Somewhere in my periphery, Julia clucks her tongue as an introduction to her speech. It sounds remarkably like Portuguese, but not quite in the way the siblings speak. Her lips curl around the vowels in a slower manner that strips them naked and presents them with adoration .
My eyes snap to her, hands on her waist as she distributes admonishments.
The indentations between my brows are questions that Miles promptly erases with unrestrained pride. "My mother is Brazilian."
My jaw drops with the weight of all the implications of this little revelation. "You speak Portuguese."
The divots in his cheeks deepen, delighted at being caught. "Don't worry, love. They mostly talk about your devilish eyes. It's me that inspires their creative insults."
"So all this time you've been eavesdropping on their conversations. As they talked about you. Without their knowledge. That's… devious." And unexpectedly hot. Very fucking hot.
I don't realize I'm clutching his wrist until the calloused pads of his fingers send shivers up my arm from their trail on my whitened knuckles.
Miles leans back, a smirk tickling the corner of his mouth as gray disappears under pupils fueled by all the feelings behind mine.
I stare for what feels like the briefest eternity until the moon joins, fireflies, crickets and cicadas. Until Miles sits me on the chair and leaves me staring after him as he vanishes inside.
"Who's staying for dinner?" Miles comes back, phone and wine in hand.
"Dinner?" Camila shrieks, scandalized. We have been eating all afternoon, after all.
"It's not a proper birthday without burgers and fries."
Rodrigo scrunches his nose. "Burgers?"
"They're Americans…" Camila shrugs, like it's a matter of nationalities. "I guess I could eat some cheese. Get me a double, no pickles. And sweet potato fries. Thanks! "
She hugs Miles.
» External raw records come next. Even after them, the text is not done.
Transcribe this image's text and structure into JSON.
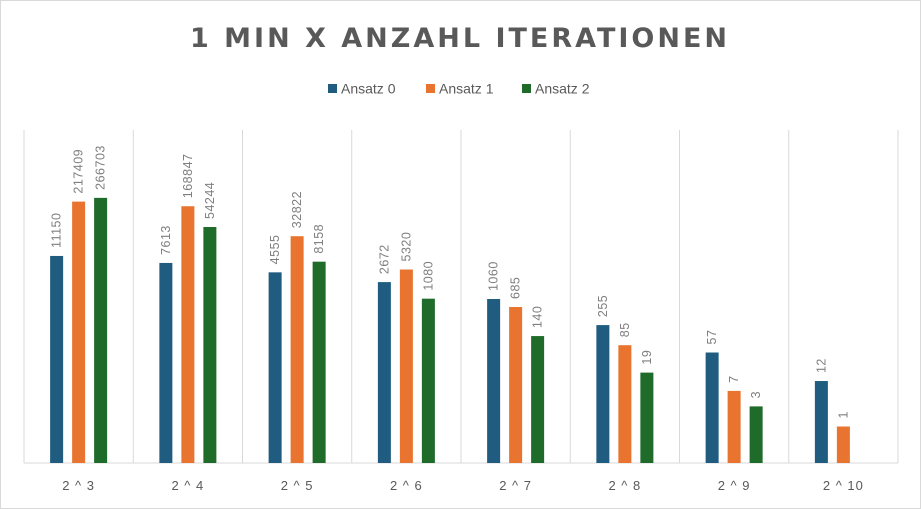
{
  "chart_data": {
    "type": "bar",
    "title": "1 MIN X ANZAHL ITERATIONEN",
    "categories": [
      "2 ^ 3",
      "2 ^ 4",
      "2 ^ 5",
      "2 ^ 6",
      "2 ^ 7",
      "2 ^ 8",
      "2 ^ 9",
      "2 ^ 10"
    ],
    "series": [
      {
        "name": "Ansatz 0",
        "color": "#1f5c7f",
        "values": [
          11150,
          7613,
          4555,
          2672,
          1060,
          255,
          57,
          12
        ]
      },
      {
        "name": "Ansatz 1",
        "color": "#e8742f",
        "values": [
          217409,
          168847,
          32822,
          5320,
          685,
          85,
          7,
          1
        ]
      },
      {
        "name": "Ansatz 2",
        "color": "#1e6b2a",
        "values": [
          266703,
          54244,
          8158,
          1080,
          140,
          19,
          3,
          null
        ]
      }
    ],
    "y_scale": "log",
    "gridlines": "vertical",
    "legend_position": "top"
  }
}
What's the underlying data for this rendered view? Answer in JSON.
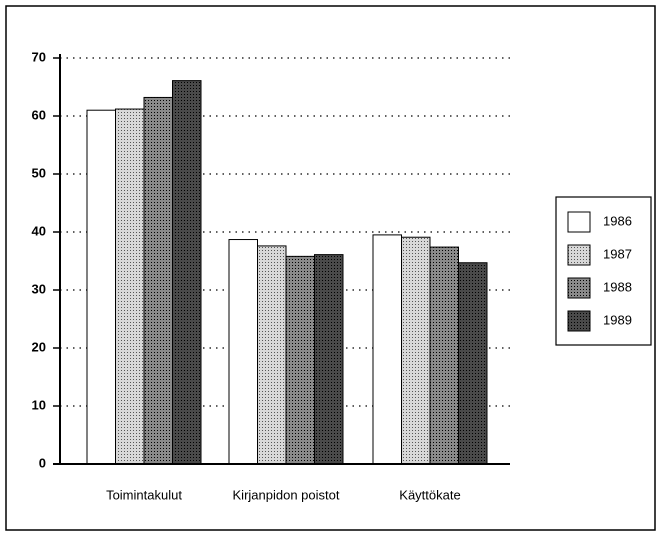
{
  "chart_data": {
    "type": "bar",
    "categories": [
      "Toimintakulut",
      "Kirjanpidon poistot",
      "Käyttökate"
    ],
    "series": [
      {
        "name": "1986",
        "color": "#ffffff",
        "values": [
          61,
          38.7,
          39.5
        ]
      },
      {
        "name": "1987",
        "color": "#d8d8d8",
        "values": [
          61.2,
          37.6,
          39.1
        ]
      },
      {
        "name": "1988",
        "color": "#8a8a8a",
        "values": [
          63.2,
          35.8,
          37.4
        ]
      },
      {
        "name": "1989",
        "color": "#4a4a4a",
        "values": [
          66.1,
          36.1,
          34.7
        ]
      }
    ],
    "ylim": [
      0,
      70
    ],
    "yticks": [
      0,
      10,
      20,
      30,
      40,
      50,
      60,
      70
    ],
    "grid": true
  }
}
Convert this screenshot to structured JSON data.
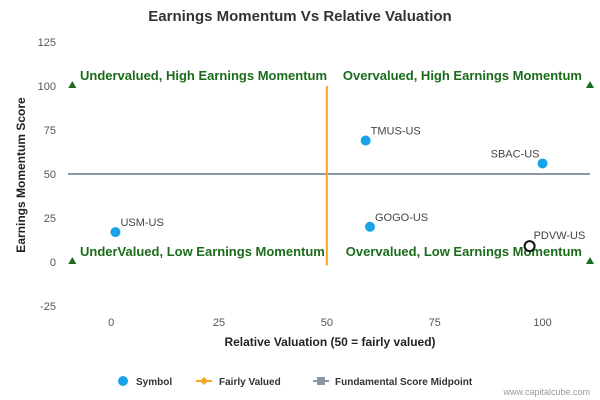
{
  "chart_data": {
    "type": "scatter",
    "title": "Earnings Momentum Vs Relative Valuation",
    "xlabel": "Relative Valuation (50 = fairly valued)",
    "ylabel": "Earnings Momentum Score",
    "xlim": [
      -10,
      111
    ],
    "ylim": [
      -25,
      125
    ],
    "x_ticks": [
      0,
      25,
      50,
      75,
      100
    ],
    "y_ticks": [
      -25,
      0,
      25,
      50,
      75,
      100,
      125
    ],
    "grid": false,
    "series": [
      {
        "name": "Symbol",
        "color": "#1aa3e8",
        "points": [
          {
            "label": "USM-US",
            "x": 1,
            "y": 17
          },
          {
            "label": "TMUS-US",
            "x": 59,
            "y": 69
          },
          {
            "label": "SBAC-US",
            "x": 100,
            "y": 56
          },
          {
            "label": "GOGO-US",
            "x": 60,
            "y": 20
          },
          {
            "label": "PDVW-US",
            "x": 97,
            "y": 9,
            "highlight": true
          }
        ]
      },
      {
        "name": "Fairly Valued",
        "color": "#f5a623",
        "line": {
          "x": 50,
          "y_from": -2,
          "y_to": 100
        }
      },
      {
        "name": "Fundamental Score Midpoint",
        "color": "#8a95a5",
        "line": {
          "y": 50,
          "x_from": -10,
          "x_to": 111
        }
      }
    ],
    "quadrant_labels": [
      {
        "text": "Undervalued, High Earnings Momentum",
        "x": -9,
        "y": 100
      },
      {
        "text": "Overvalued, High Earnings Momentum",
        "x": 111,
        "y": 100
      },
      {
        "text": "UnderValued, Low Earnings Momentum",
        "x": -9,
        "y": 0
      },
      {
        "text": "Overvalued, Low Earnings Momentum",
        "x": 111,
        "y": 0
      }
    ],
    "quadrant_marker_color": "#1a6b1a",
    "legend_position": "bottom-center"
  },
  "credit": "www.capitalcube.com"
}
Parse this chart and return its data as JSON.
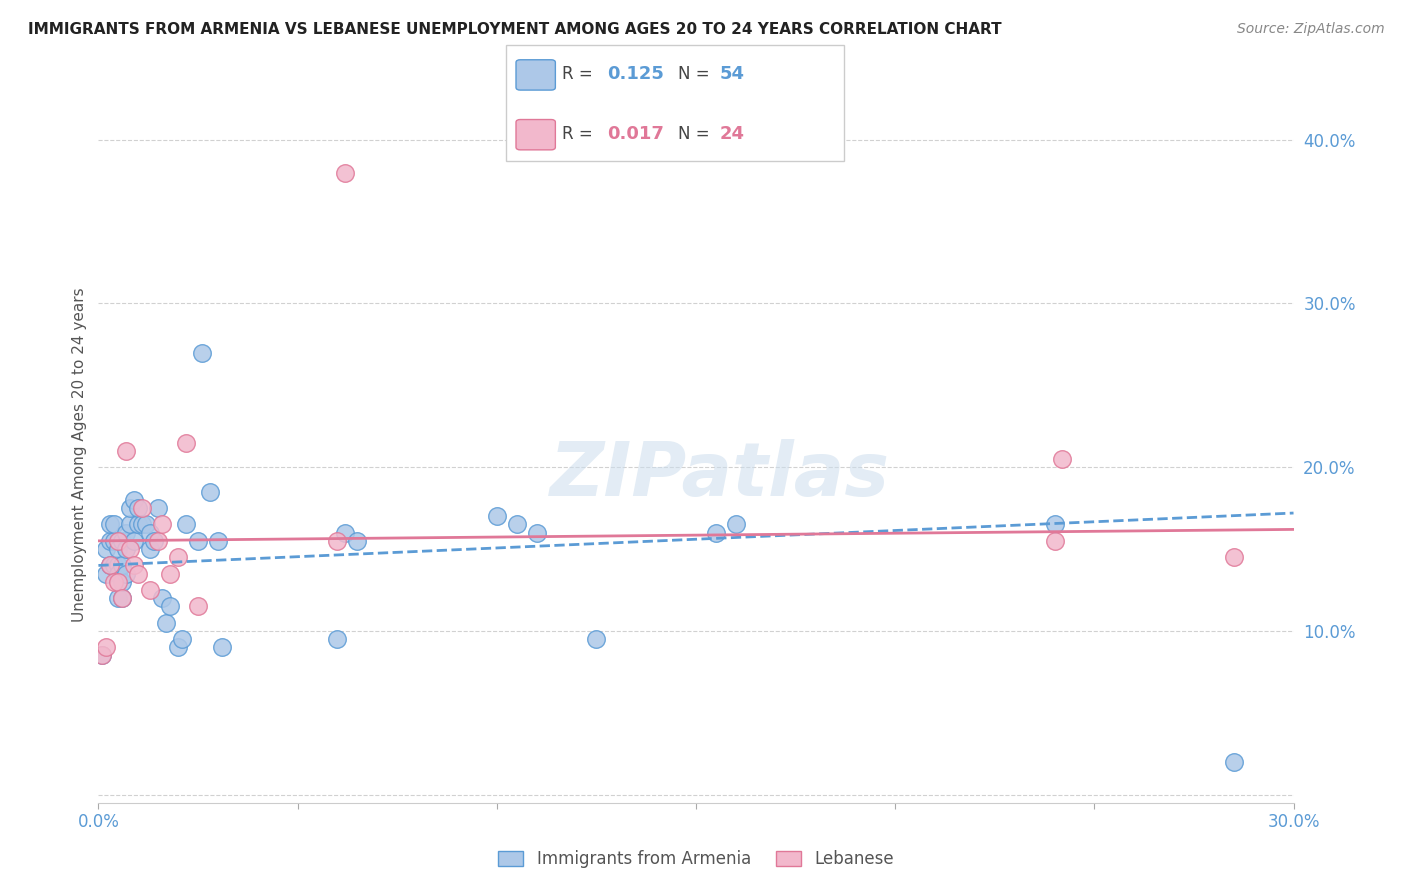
{
  "title": "IMMIGRANTS FROM ARMENIA VS LEBANESE UNEMPLOYMENT AMONG AGES 20 TO 24 YEARS CORRELATION CHART",
  "source": "Source: ZipAtlas.com",
  "ylabel": "Unemployment Among Ages 20 to 24 years",
  "xlim": [
    0.0,
    0.3
  ],
  "ylim": [
    -0.005,
    0.42
  ],
  "yticks": [
    0.0,
    0.1,
    0.2,
    0.3,
    0.4
  ],
  "ytick_labels": [
    "",
    "10.0%",
    "20.0%",
    "30.0%",
    "40.0%"
  ],
  "xticks": [
    0.0,
    0.05,
    0.1,
    0.15,
    0.2,
    0.25,
    0.3
  ],
  "xtick_labels": [
    "0.0%",
    "",
    "",
    "",
    "",
    "",
    "30.0%"
  ],
  "series1_color": "#adc8e8",
  "series1_edge_color": "#5b9bd5",
  "series2_color": "#f2b8cc",
  "series2_edge_color": "#e07898",
  "series1_label": "Immigrants from Armenia",
  "series2_label": "Lebanese",
  "series1_R": "0.125",
  "series1_N": "54",
  "series2_R": "0.017",
  "series2_N": "24",
  "r_label_color": "#5b9bd5",
  "n_label_color": "#5b9bd5",
  "r2_label_color": "#e07898",
  "n2_label_color": "#e07898",
  "axis_tick_color": "#5b9bd5",
  "grid_color": "#cccccc",
  "title_color": "#222222",
  "source_color": "#888888",
  "watermark": "ZIPatlas",
  "series1_x": [
    0.001,
    0.002,
    0.002,
    0.003,
    0.003,
    0.003,
    0.004,
    0.004,
    0.004,
    0.005,
    0.005,
    0.005,
    0.005,
    0.006,
    0.006,
    0.006,
    0.006,
    0.007,
    0.007,
    0.007,
    0.008,
    0.008,
    0.009,
    0.009,
    0.01,
    0.01,
    0.011,
    0.012,
    0.013,
    0.013,
    0.014,
    0.015,
    0.016,
    0.017,
    0.018,
    0.02,
    0.021,
    0.022,
    0.025,
    0.026,
    0.028,
    0.03,
    0.031,
    0.06,
    0.062,
    0.065,
    0.1,
    0.105,
    0.11,
    0.125,
    0.155,
    0.16,
    0.24,
    0.285
  ],
  "series1_y": [
    0.085,
    0.135,
    0.15,
    0.14,
    0.155,
    0.165,
    0.14,
    0.155,
    0.165,
    0.14,
    0.15,
    0.135,
    0.12,
    0.12,
    0.13,
    0.14,
    0.155,
    0.135,
    0.15,
    0.16,
    0.165,
    0.175,
    0.18,
    0.155,
    0.165,
    0.175,
    0.165,
    0.165,
    0.15,
    0.16,
    0.155,
    0.175,
    0.12,
    0.105,
    0.115,
    0.09,
    0.095,
    0.165,
    0.155,
    0.27,
    0.185,
    0.155,
    0.09,
    0.095,
    0.16,
    0.155,
    0.17,
    0.165,
    0.16,
    0.095,
    0.16,
    0.165,
    0.165,
    0.02
  ],
  "series2_x": [
    0.001,
    0.002,
    0.003,
    0.004,
    0.005,
    0.005,
    0.006,
    0.007,
    0.008,
    0.009,
    0.01,
    0.011,
    0.013,
    0.015,
    0.016,
    0.018,
    0.02,
    0.022,
    0.025,
    0.06,
    0.062,
    0.24,
    0.242,
    0.285
  ],
  "series2_y": [
    0.085,
    0.09,
    0.14,
    0.13,
    0.13,
    0.155,
    0.12,
    0.21,
    0.15,
    0.14,
    0.135,
    0.175,
    0.125,
    0.155,
    0.165,
    0.135,
    0.145,
    0.215,
    0.115,
    0.155,
    0.38,
    0.155,
    0.205,
    0.145
  ],
  "line1_x": [
    0.0,
    0.3
  ],
  "line1_y": [
    0.14,
    0.172
  ],
  "line1_color": "#5b9bd5",
  "line2_x": [
    0.0,
    0.3
  ],
  "line2_y": [
    0.155,
    0.162
  ],
  "line2_color": "#e07898"
}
Then sucker-punches him in the gut, sunny smile never faltering. Miles doubles over with a pained wheeze, and I choke on my wine.
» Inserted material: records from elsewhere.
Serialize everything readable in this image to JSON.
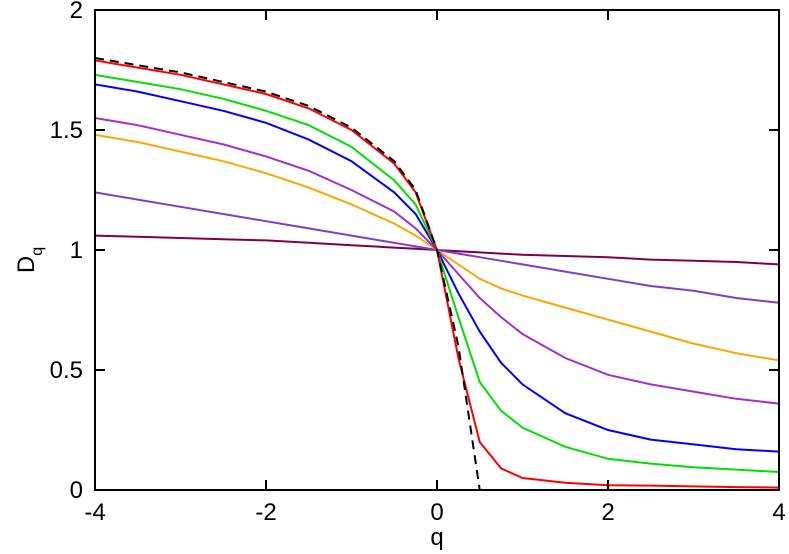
{
  "chart_data": {
    "type": "line",
    "xlabel": "q",
    "ylabel": {
      "main": "D",
      "sub": "q"
    },
    "xlim": [
      -4,
      4
    ],
    "ylim": [
      0,
      2
    ],
    "xticks": [
      -4,
      -2,
      0,
      2,
      4
    ],
    "yticks": [
      0,
      0.5,
      1,
      1.5,
      2
    ],
    "x": [
      -4,
      -3.5,
      -3,
      -2.5,
      -2,
      -1.5,
      -1,
      -0.5,
      -0.25,
      0,
      0.25,
      0.5,
      0.75,
      1,
      1.5,
      2,
      2.5,
      3,
      3.5,
      4
    ],
    "series": [
      {
        "color": "#800040",
        "values": [
          1.06,
          1.055,
          1.05,
          1.045,
          1.04,
          1.03,
          1.02,
          1.01,
          1.005,
          1.0,
          0.995,
          0.99,
          0.985,
          0.98,
          0.975,
          0.97,
          0.96,
          0.955,
          0.95,
          0.94
        ]
      },
      {
        "color": "#7b3fc8",
        "values": [
          1.24,
          1.21,
          1.18,
          1.15,
          1.12,
          1.09,
          1.06,
          1.03,
          1.015,
          1.0,
          0.985,
          0.97,
          0.955,
          0.94,
          0.91,
          0.88,
          0.85,
          0.83,
          0.8,
          0.78
        ]
      },
      {
        "color": "#ffa500",
        "values": [
          1.48,
          1.45,
          1.41,
          1.37,
          1.32,
          1.26,
          1.19,
          1.11,
          1.06,
          1.0,
          0.94,
          0.88,
          0.84,
          0.81,
          0.76,
          0.71,
          0.66,
          0.61,
          0.57,
          0.54
        ]
      },
      {
        "color": "#a030d0",
        "values": [
          1.55,
          1.52,
          1.48,
          1.44,
          1.39,
          1.33,
          1.25,
          1.16,
          1.09,
          1.0,
          0.9,
          0.8,
          0.72,
          0.65,
          0.55,
          0.48,
          0.44,
          0.41,
          0.38,
          0.36
        ]
      },
      {
        "color": "#0000ff",
        "values": [
          1.69,
          1.66,
          1.62,
          1.58,
          1.53,
          1.46,
          1.37,
          1.24,
          1.15,
          1.0,
          0.82,
          0.66,
          0.53,
          0.44,
          0.32,
          0.25,
          0.21,
          0.19,
          0.17,
          0.16
        ]
      },
      {
        "color": "#00e000",
        "values": [
          1.73,
          1.7,
          1.67,
          1.63,
          1.58,
          1.52,
          1.43,
          1.29,
          1.19,
          1.0,
          0.72,
          0.45,
          0.33,
          0.26,
          0.18,
          0.13,
          0.11,
          0.095,
          0.085,
          0.075
        ]
      },
      {
        "color": "#ff0000",
        "values": [
          1.79,
          1.76,
          1.73,
          1.69,
          1.65,
          1.59,
          1.5,
          1.36,
          1.24,
          1.0,
          0.55,
          0.2,
          0.09,
          0.05,
          0.03,
          0.02,
          0.018,
          0.015,
          0.012,
          0.01
        ]
      },
      {
        "color": "#000000",
        "dashed": true,
        "values": [
          1.8,
          1.77,
          1.74,
          1.7,
          1.66,
          1.6,
          1.51,
          1.37,
          1.25,
          1.0,
          0.6,
          0,
          null,
          null,
          null,
          null,
          null,
          null,
          null,
          null
        ]
      }
    ]
  }
}
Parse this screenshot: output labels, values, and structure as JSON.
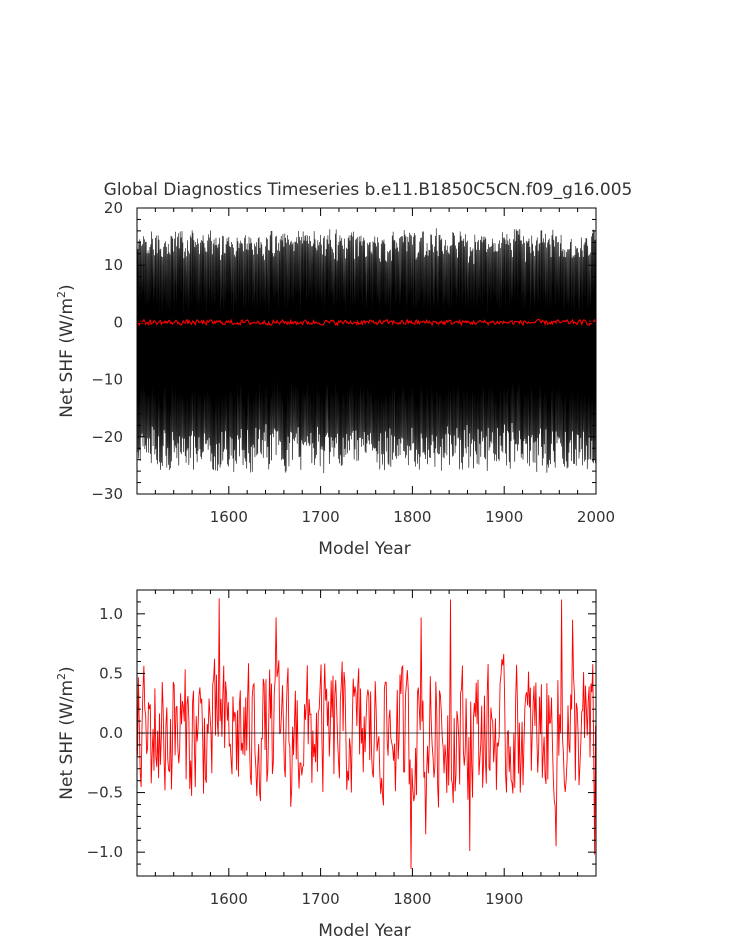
{
  "chart_data": [
    {
      "type": "line",
      "title": "Global Diagnostics Timeseries b.e11.B1850C5CN.f09_g16.005",
      "xlabel": "Model Year",
      "ylabel": "Net SHF (W/m",
      "ylabel_sup": "2",
      "ylabel_close": ")",
      "xlim": [
        1500,
        2000
      ],
      "ylim": [
        -30,
        20
      ],
      "x_ticks": [
        1600,
        1700,
        1800,
        1900,
        2000
      ],
      "y_ticks": [
        -30,
        -20,
        -10,
        0,
        10,
        20
      ],
      "x_tick_labels": [
        "1600",
        "1700",
        "1800",
        "1900",
        "2000"
      ],
      "y_tick_labels": [
        "−30",
        "−20",
        "−10",
        "0",
        "10",
        "20"
      ],
      "grid": false,
      "series": [
        {
          "role": "monthly",
          "color": "#000000",
          "annual_cycle": {
            "max_range": [
              11,
              16
            ],
            "min_range": [
              -26,
              -19
            ]
          },
          "x_range": [
            1500,
            2000
          ]
        },
        {
          "role": "annual_mean",
          "color": "#ff0000",
          "x_range": [
            1500,
            2000
          ],
          "value_range": [
            -0.9,
            1.1
          ]
        }
      ]
    },
    {
      "type": "line",
      "title": "",
      "xlabel": "Model Year",
      "ylabel": "Net SHF (W/m",
      "ylabel_sup": "2",
      "ylabel_close": ")",
      "xlim": [
        1500,
        2000
      ],
      "ylim": [
        -1.2,
        1.2
      ],
      "x_ticks": [
        1600,
        1700,
        1800,
        1900
      ],
      "y_ticks": [
        -1.0,
        -0.5,
        0.0,
        0.5,
        1.0
      ],
      "x_tick_labels": [
        "1600",
        "1700",
        "1800",
        "1900"
      ],
      "y_tick_labels": [
        "−1.0",
        "−0.5",
        "0.0",
        "0.5",
        "1.0"
      ],
      "zero_line": true,
      "grid": false,
      "series": [
        {
          "role": "annual_mean",
          "color": "#ff0000",
          "x_range": [
            1500,
            1999
          ],
          "peaks": [
            {
              "x": 1589,
              "y": 1.13
            },
            {
              "x": 1651,
              "y": 0.97
            },
            {
              "x": 1809,
              "y": 0.97
            },
            {
              "x": 1841,
              "y": 1.12
            },
            {
              "x": 1962,
              "y": 1.12
            },
            {
              "x": 1974,
              "y": 0.95
            }
          ],
          "troughs": [
            {
              "x": 1798,
              "y": -1.14
            },
            {
              "x": 1862,
              "y": -0.99
            },
            {
              "x": 1956,
              "y": -0.95
            },
            {
              "x": 1998,
              "y": -1.02
            },
            {
              "x": 1814,
              "y": -0.85
            },
            {
              "x": 1667,
              "y": -0.62
            }
          ]
        }
      ]
    }
  ]
}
Rodrigo's laugh is muffled by the cake he's munching on; no surprise, only unconcealed amusement. Like Camila going around punching people isn't only a normal occurrence, but the highlight of his days.
From another chair, Nicholas's gaze is heated with praise and appraisal, then concern, tracing her face for any signs of pain. He watches as she flexes her hand, pocketing his own inside his jeans like he's stopping himself from kissing her knuckles better.
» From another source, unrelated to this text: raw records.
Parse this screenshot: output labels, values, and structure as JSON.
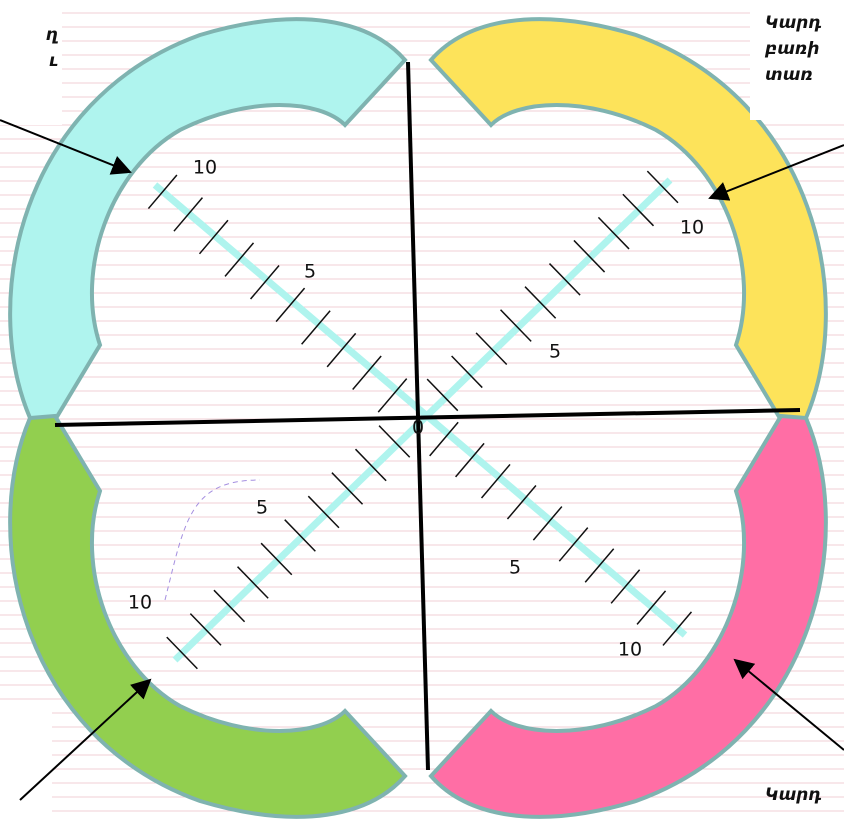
{
  "axis_labels": [
    "10",
    "5",
    "10",
    "5",
    "0",
    "5",
    "10",
    "5",
    "10"
  ],
  "callouts": [
    {
      "lines": [
        "ղ",
        "ւ"
      ]
    },
    {
      "lines": [
        "Կարդ",
        "բառի",
        "տառ"
      ]
    },
    {
      "lines": [
        "Կարդ"
      ]
    }
  ]
}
Camila smiles at Miles, simultaneously frowning a little in thought. "That's for what you did to my bestie. Even if only good things came from it."
Miles accepts the punch delivered by the sunshine in a white flowy dress and cow-slippers, feeling deserving of the violent aftermath he'd yet to face for the fatidic not-kiss. "You are surprisingly strong. For your short physical structure! And bubbly persona."
Camila winks, conspiratorial. "A girl's biggest weapon is her bubbly personality."
I suspect she's revealed more of herself in this one sentence than all these months.
Rodri ruffles her hair with unbridled love. "She's got a big brother who taught her how to throw a punch."
She shoves him away. "You always had the perfect dimensions for a punching bag."
Rodrigo seems unoffended, used to her brand of insults. "Walked right into that one, didn't I?"
His little sister nods. "You should know by now silence is the only answer to me."
"Are you okay, love?" I drag my eyes from Camila to Miles's weirdly amused expression. "Your mouth has been hanging open for quite a while."
"Better shut it, little Z, before you give the man ideas that will land the next punch a little lower. Don't forget my little sister is vicious."
My middle finger enters the conversation. And ends it.